New drone technology can help us fly higher
It's a pretty exciting week to be involved with Connacht Rugby as we get ready for a big game with Toulouse that will decide our fate in the Champions Cup.
As performance analyst, my role doesn't change much from week to week but you can definitely feel the buzz and anticipation around the place ahead of this fixture.
As Pat and the other coaches have said all season, the performance at the weekend comes from the preparation and quality of training done in the week leading up to the game.
From an analysis point of view, it is my job to ensure that the coaching team have all the information and detail they need to plan for the week ahead and make informed decisions.
My busiest time in a week is normally the hours during and after a game. Last Saturday, for example we had an early kick-off for the Zebre game but and there is a lot of work to be done by the analysis team, particularly long after the final whistle.
We break down and code the game live from which the coaches will take feedback which they can bring to the players in the changing room at half-time.
After the game, we go to a really deep level of analysis on every one of the players involved and their individual performances.
This serves to help the coaches highlight areas that a player did really well in or somewhere they can improve. So the main focus is to provide the right information to the coaches to help them do their job.
Once the review is done on a Monday, attention turns to the next game and we will have our analysis done on the available footage of Toulouse's games.
Even when it comes to our own training sessions at the Sportsground, we film everything.
Technology is constantly evolving and we are always looking for the best way to do things.
We have multiple cameras and angles set up for training, including a drone this season that allows us a different view of training that we didn't have before.
There really is no hiding place when it comes to training and games but the end goal is always on improvement - whether individually or as a team.
The coaches could spend hours reviewing the training footage and will use it in their meetings with players to preview the next training session and to ensure that everyone is on the same page. The players also have access to all the footage.
We're constantly trying to improve the ways they learn and we've increased their level of access so they can come in to the analysis room here or they can watch footage on their phones at home.
It's all about improving their knowledge base so that nothing surprises them - whether at training or on game day.
On match day in Toulouse, I'll look to get down to the ground quite early and ensure we have all our feeds in place and there are no technical surprises in store.

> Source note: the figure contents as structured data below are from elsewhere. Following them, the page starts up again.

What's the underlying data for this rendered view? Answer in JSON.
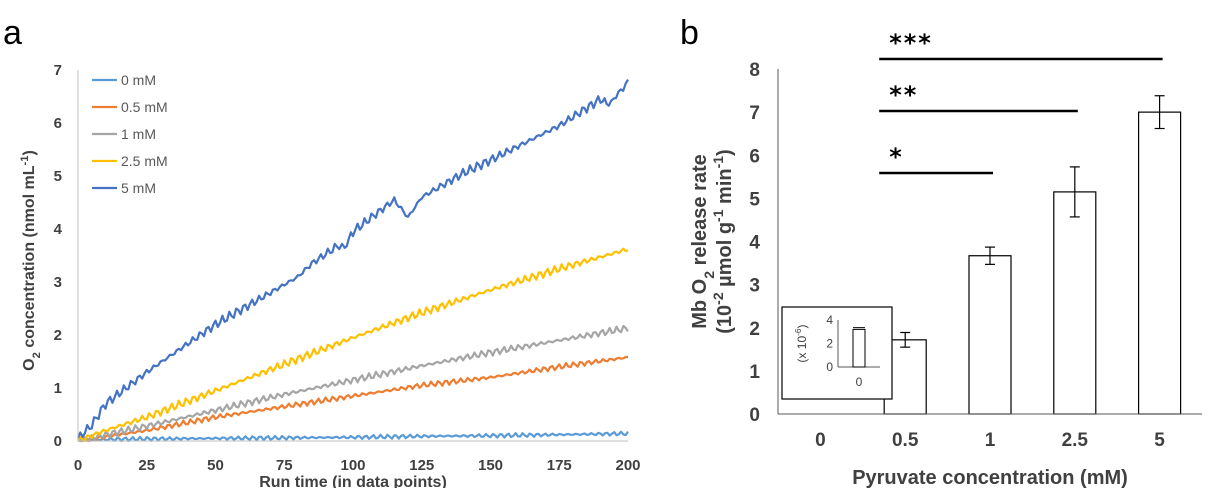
{
  "panel_a_letter": "a",
  "panel_b_letter": "b",
  "chart_data": [
    {
      "type": "line",
      "xlabel": "Run time (in data points)",
      "ylabel": "O2 concentration (nmol mL-1)",
      "xlim": [
        0,
        200
      ],
      "ylim": [
        0,
        7
      ],
      "x_ticks": [
        "0",
        "25",
        "50",
        "75",
        "100",
        "125",
        "150",
        "175",
        "200"
      ],
      "y_ticks": [
        "0",
        "1",
        "2",
        "3",
        "4",
        "5",
        "6",
        "7"
      ],
      "grid": false,
      "legend_position": "top-left",
      "series": [
        {
          "name": "0 mM",
          "color": "#5B9BD5",
          "x": [
            0,
            10,
            25,
            50,
            75,
            100,
            125,
            150,
            175,
            200
          ],
          "y": [
            0.02,
            0.03,
            0.04,
            0.05,
            0.06,
            0.07,
            0.09,
            0.1,
            0.12,
            0.14
          ]
        },
        {
          "name": "0.5 mM",
          "color": "#ED7D31",
          "x": [
            0,
            10,
            25,
            50,
            75,
            100,
            125,
            150,
            175,
            200
          ],
          "y": [
            0,
            0.08,
            0.2,
            0.45,
            0.65,
            0.85,
            1.05,
            1.2,
            1.4,
            1.58
          ]
        },
        {
          "name": "1 mM",
          "color": "#A5A5A5",
          "x": [
            0,
            10,
            25,
            50,
            75,
            100,
            125,
            150,
            175,
            200
          ],
          "y": [
            0,
            0.12,
            0.28,
            0.58,
            0.88,
            1.15,
            1.42,
            1.67,
            1.9,
            2.13
          ]
        },
        {
          "name": "2.5 mM",
          "color": "#FFC000",
          "x": [
            0,
            10,
            25,
            50,
            75,
            100,
            125,
            150,
            175,
            200
          ],
          "y": [
            0,
            0.2,
            0.45,
            0.95,
            1.45,
            1.95,
            2.42,
            2.85,
            3.25,
            3.62
          ]
        },
        {
          "name": "5 mM",
          "color": "#4472C4",
          "x": [
            0,
            5,
            10,
            25,
            50,
            75,
            80,
            85,
            95,
            97,
            100,
            115,
            120,
            125,
            140,
            150,
            175,
            190,
            193,
            200
          ],
          "y": [
            0.05,
            0.3,
            0.7,
            1.3,
            2.2,
            2.95,
            3.1,
            3.35,
            3.7,
            3.65,
            3.95,
            4.55,
            4.22,
            4.6,
            5.05,
            5.3,
            5.95,
            6.45,
            6.35,
            6.77
          ]
        }
      ]
    },
    {
      "type": "bar",
      "xlabel": "Pyruvate concentration (mM)",
      "ylabel_line1": "Mb O2 release rate",
      "ylabel_line2": "(10-2 µmol g-1 min-1)",
      "categories": [
        "0",
        "0.5",
        "1",
        "2.5",
        "5"
      ],
      "values": [
        0,
        1.72,
        3.67,
        5.15,
        7.0
      ],
      "errors": [
        0,
        0.17,
        0.2,
        0.58,
        0.38
      ],
      "ylim": [
        0,
        8
      ],
      "y_ticks": [
        "0",
        "1",
        "2",
        "3",
        "4",
        "5",
        "6",
        "7",
        "8"
      ],
      "grid": false,
      "significance": [
        {
          "label": "*",
          "from": "0.5",
          "to": "1"
        },
        {
          "label": "**",
          "from": "0.5",
          "to": "2.5"
        },
        {
          "label": "***",
          "from": "0.5",
          "to": "5"
        }
      ],
      "inset": {
        "ylabel": "(x 10-6)",
        "category": "0",
        "value": 3.2,
        "error": 0.15,
        "ylim": [
          0,
          4
        ],
        "y_ticks": [
          "0",
          "2",
          "4"
        ]
      }
    }
  ]
}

Every ground is different and some are more set up for analysis than others so it's just about giving yourself as much time as possible to set up. I'm stationed up beside the coaches for the game and they are all linked in so that they can review all the footage on their own laptops as I break it down.
Naturally there can be times of high pressure in games and you are involved with the players so you want to see them do well out on the pitch. But I also understand that I have to remain calm, keep my emotions in check and focus on the job at hand.
This is my first season at Connacht and I'm really enjoying it. Being able to contribute in any small way to the team is hugely satisfying. I can see the work and detail that goes in to every training session and every game-plan.
When you see it come off in a game it gives everyone involved a huge buzz. Hopefully the work that has gone in to date will transfer out on the pitch this Sunday in France.
It's always enjoyable working on the footage of a game after a win like that.